# Cliffs of Dover



## Garek (Mar 2, 2011)

Any Il-2 Strumovik fans excited about this? I have been waiting for this game since it was announced five long years ago.

http://il2sturmovik.ubi.com/cliffs-of-dover/en-GB/home/coming-soon.aspx

Looks absolutely stunning. I am upgrading my rig for this as it looks just so detailed and gorgeous.


----------



## fishfinger (Mar 2, 2011)

Looking forward to it very much indeedy!


----------



## treelover (Mar 2, 2011)

considering it, thing is it is so realistic I would feel strange shooting allied planes/bombing towns, etc


----------



## treelover (Mar 2, 2011)

not many traders pre-selling it yet


----------



## Garek (Mar 2, 2011)

treelover said:


> not many traders pre-selling it yet


 
I've order the special edition of the Ubisoft website  

I am really looking forward to seeing how detailed the cities are, and the coast line. I loved Il-2, so to combine that with knowing what towns and cities I am flying over is just going to feel awesome. 

Also another thing I am looking forward to is something like this: Getting the call that there are Heinkels coming over the channel, taking off from Biggin hill, hearing what the radar stations are picking up, engaging the enemy over southern England.
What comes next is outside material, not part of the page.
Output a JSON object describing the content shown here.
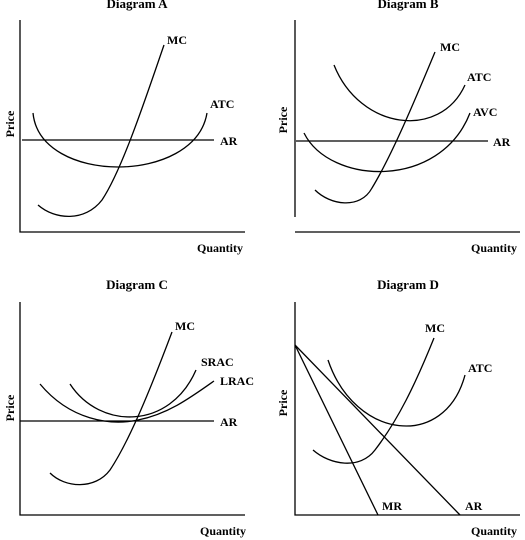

That is going to sweet as fuck.

I am going to need a new joystick though.


----------



## no-no (Mar 2, 2011)

looks good, I kind of missed the boat on the last one. I can never find anyone online to play.

Will def be getting this


----------



## Garek (Mar 2, 2011)

What are people going to use to play this? I'm thinking of using this,


----------



## treelover (Mar 2, 2011)

not very 1940's


----------



## no-no (Mar 2, 2011)

I have a saitek thingy, looks like it's out of an xwing. works well with sturmovik though. I have flaps,power,weapons and viewpoints all mapped to joystick buttons so I can leave my other hand free to control the mouse/look around.

I love this game even though it's one of the hardest I've ever played.

ah here it is....


----------



## agricola (Mar 2, 2011)

Flyable Blenheims?  Flyable Defiants?


----------



## fishfinger (Mar 2, 2011)

One British campaign, in which you fly the Hurricane and the Spitfire, and one German campaign in which you fly the 109, the 110 and the Stuka. 
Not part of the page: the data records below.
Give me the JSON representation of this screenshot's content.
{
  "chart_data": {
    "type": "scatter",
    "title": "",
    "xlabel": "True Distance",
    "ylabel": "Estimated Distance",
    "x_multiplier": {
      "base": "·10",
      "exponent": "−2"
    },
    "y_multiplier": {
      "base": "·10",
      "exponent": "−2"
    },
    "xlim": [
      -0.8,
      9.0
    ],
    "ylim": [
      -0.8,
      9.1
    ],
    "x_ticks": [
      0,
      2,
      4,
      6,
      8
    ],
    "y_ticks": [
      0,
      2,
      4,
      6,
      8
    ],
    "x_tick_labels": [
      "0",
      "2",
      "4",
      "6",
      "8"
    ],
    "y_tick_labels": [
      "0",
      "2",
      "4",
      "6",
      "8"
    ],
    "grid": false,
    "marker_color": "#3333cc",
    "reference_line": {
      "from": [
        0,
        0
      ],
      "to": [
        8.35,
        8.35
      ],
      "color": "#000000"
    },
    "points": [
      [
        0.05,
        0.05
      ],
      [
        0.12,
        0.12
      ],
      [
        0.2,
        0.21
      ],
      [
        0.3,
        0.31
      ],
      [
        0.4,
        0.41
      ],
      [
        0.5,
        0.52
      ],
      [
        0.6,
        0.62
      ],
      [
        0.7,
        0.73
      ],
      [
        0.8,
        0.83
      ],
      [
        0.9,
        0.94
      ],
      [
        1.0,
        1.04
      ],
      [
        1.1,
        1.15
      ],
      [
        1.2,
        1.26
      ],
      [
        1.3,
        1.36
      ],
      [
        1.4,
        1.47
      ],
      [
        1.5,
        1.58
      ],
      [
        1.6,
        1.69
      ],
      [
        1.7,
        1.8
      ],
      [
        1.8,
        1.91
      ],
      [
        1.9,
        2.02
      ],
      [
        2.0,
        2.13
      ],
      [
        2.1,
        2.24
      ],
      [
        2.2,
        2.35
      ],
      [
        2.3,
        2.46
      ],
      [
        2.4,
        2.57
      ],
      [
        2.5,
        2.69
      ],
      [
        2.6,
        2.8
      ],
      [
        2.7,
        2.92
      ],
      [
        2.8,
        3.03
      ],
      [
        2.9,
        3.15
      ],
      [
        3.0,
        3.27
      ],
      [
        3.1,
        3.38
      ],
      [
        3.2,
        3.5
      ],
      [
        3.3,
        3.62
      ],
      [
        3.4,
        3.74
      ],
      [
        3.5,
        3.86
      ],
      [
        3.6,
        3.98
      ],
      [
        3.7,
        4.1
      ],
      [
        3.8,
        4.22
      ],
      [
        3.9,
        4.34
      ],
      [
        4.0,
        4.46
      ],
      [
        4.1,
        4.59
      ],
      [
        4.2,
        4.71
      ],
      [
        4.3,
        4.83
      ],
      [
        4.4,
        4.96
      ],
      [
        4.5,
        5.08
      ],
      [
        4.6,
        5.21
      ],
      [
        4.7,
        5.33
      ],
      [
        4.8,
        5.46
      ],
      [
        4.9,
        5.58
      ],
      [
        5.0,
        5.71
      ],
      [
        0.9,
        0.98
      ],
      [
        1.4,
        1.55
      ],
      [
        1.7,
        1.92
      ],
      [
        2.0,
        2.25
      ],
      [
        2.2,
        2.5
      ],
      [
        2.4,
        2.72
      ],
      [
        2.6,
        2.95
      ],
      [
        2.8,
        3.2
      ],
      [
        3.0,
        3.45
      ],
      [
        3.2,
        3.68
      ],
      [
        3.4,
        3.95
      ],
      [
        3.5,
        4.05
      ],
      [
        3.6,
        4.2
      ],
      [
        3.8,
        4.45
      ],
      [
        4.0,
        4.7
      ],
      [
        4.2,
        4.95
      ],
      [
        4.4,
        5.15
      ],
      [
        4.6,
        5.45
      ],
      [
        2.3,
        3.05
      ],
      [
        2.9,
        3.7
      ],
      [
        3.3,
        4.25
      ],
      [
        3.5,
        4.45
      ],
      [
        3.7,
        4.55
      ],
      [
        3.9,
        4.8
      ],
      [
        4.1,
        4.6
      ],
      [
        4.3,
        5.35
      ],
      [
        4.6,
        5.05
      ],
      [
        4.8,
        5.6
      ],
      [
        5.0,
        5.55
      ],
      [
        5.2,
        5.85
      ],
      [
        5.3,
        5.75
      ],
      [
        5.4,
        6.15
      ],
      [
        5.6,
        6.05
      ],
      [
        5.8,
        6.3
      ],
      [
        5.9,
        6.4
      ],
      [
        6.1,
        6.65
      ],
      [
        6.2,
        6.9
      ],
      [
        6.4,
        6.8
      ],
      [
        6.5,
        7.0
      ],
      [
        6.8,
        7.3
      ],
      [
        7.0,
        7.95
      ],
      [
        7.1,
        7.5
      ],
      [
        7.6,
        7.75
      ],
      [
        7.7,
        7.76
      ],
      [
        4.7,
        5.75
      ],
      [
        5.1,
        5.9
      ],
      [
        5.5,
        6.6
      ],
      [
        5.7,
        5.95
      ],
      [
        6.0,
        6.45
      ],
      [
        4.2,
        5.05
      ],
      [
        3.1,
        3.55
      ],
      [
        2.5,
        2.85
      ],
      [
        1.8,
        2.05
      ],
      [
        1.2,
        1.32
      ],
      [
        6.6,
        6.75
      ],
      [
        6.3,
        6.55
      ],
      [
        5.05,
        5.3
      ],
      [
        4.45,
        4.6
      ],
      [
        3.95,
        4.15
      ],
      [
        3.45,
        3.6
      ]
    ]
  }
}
http://forums.ubi.com/eve/forums/a/tpc/f/8071032709/m/5151024809

Not sure whether there will be other flyable aircraft, maybe with future "add-ons"

Update: 

FLYABLE AIRCRAFT
Over a dozen highly detailed English, German and Italian aircraft, with famous fighters such as the Spitfire, Hurricane, and the Messerschmitt Bf-109. Flyable bombers including the He-111 and Blenheim are also available, with all crew positions open to the player. All flyable aircraft come with true-to-life cockpit interiors, based on thousands of hours of dedicated research.

NON-FLYABLE AIRCRAFT
13 AI controlled aircraft, including Vickers Wellington, Dornier D-17, and others. 

http://shop.ubi.com/store/ubiemea/en_GB/pd/productID.223684000


----------



## treelover (Mar 2, 2011)

funny how the 'collectors edition' is more or less what you got for the basic price in the past,. eg, BOB, Mig, etc..


----------



## Garek (Mar 2, 2011)

You what?


----------